В смысле оценки Мережковского-писателя, автора исторических романов, между современниками до сих пор нет согласия. Одни критикуют его стиль и манеру изображать исторические персонажи, другие не согласны с философским содержанием его романов.

Между эпохой Мережковского и современностью есть глубокое расхождение, но особенно в тех кругах, где восстают на философию Мережковского, сказывается прежде всего упадок культурного уровня современности, по сравнению с уровнем дореволюционной России. Ответственность зачастую падает на слушателей, на читателей, уже не способных мыслить на том уровне, на каком мыслил (даже в эмиграции) Мережковский.

Сказанное не означает, что вся религиозная проблематика Мережковского, его понимание «Трех Заветов» и, особенно, учение о Царстве Духа должны быть приняты без критики, но все же духовное наследие Мережковского, его вклад в сокровищницу философско-религиозной мысли значителен.

От целого ряда вопросов, поставленных Мережковским, например, идеи об Иисусе Неизвестном, т. е. еще непонятом и непознанном, о предтечах — предшественниках будущего Завета Духа и т. д., нельзя отказываться с легкостью — ничего, мол, здесь нет нового и значительного.

Духовный путь Мережковского начался с его знаменитой трилогии.
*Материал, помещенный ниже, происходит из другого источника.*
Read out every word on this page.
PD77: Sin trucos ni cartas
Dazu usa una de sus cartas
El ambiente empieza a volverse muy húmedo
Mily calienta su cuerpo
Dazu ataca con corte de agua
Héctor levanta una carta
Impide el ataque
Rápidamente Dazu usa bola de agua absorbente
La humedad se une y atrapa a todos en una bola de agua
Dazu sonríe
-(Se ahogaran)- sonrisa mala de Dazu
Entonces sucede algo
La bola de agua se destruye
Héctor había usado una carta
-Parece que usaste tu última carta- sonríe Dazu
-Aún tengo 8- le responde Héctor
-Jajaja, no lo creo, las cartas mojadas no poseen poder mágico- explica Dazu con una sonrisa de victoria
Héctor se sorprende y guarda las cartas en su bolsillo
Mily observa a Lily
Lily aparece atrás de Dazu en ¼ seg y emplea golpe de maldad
В начале ее, в «Юлиане Отступнике» и даже в «Леонардо да Винчи» Мережковский еще не знает окончательно, с кем он. С духом свободы? С древней языческой мудростью, как его герой, цезарь Юлиан? Или с какой-то новой, смутно ощущаемой, еще не вполне ему открывшейся истиной?

В «Леонардо да Винчи» этот вопрос еще более осложняется.

«Воскресшие боги» — языческая философия, языческая наука, языческое искусство выходят из-под спуда, из-под земли, и вместе с ними — кто? Кто «Он»: Ангел-Денница, Люцифер Светоносный, восставший на тьму и мрак Яльдоваофова мира, т. е. на творца этого низшего мира, «земли», по учению гностика Базилида? Кто Он — Антихрист? Просто дьявол, председатель средневековых шабашей, с которым борется инквизиция, соблазнившая Джиованни, ученика Леонардо да Винчи? Теза и антитеза — те самые «теза и антитеза», о которых Мережковский будет твердить «сорок лет», со всей ясностью появляются в «Леонардо да Винчи».

Помимо антитезы явной, люциферической, есть там и скрытая антитеза — колдовства, шабаша и черных месс.

Кассандра, олицетворяющая служительницу языческого света и знания, посланница «воскресших богов», вдруг превращается в ведьму и вместо Вакха служит «мэтру Леонардо», дьяволу, председателю средневековых шабашей.

Да и сам великий художник Леонардо (какое многозначительное совпадение имен, к тому же подлинных, а не придуманных Мережковским!) — человек странный, и недаром он так подозрителен для инквизиторов. Кто он? Антихрист? Просто неверующий гениальный ученый, предшественник атеистов нашего времени? Или же Леонардо — предтеча имеющего наступить некогда Царства Духа, провозвестник Третьего Завета?

Чей опыт самому Мережковскому ближе, с кем он? Откуда у него самого такие колдовские знания, верна ли идея о превращении античных богов в дьяволов, а вакханалий — в бесовский средневековый шабаш?

Следует отметить также, что с чисто литературной точки зрения «Леонардо да Винчи» является самой удачной книгой Мережковского во всей серии его исторических романов. Образы Леонардо, его учеников, герцога Мора, ведьмы Кассандры и других, а также общая атмосфера тогдашней Италии очень удались Мережковскому. Сам он тоже считал «Леонардо да Винчи» лучшим из своих исторических романов.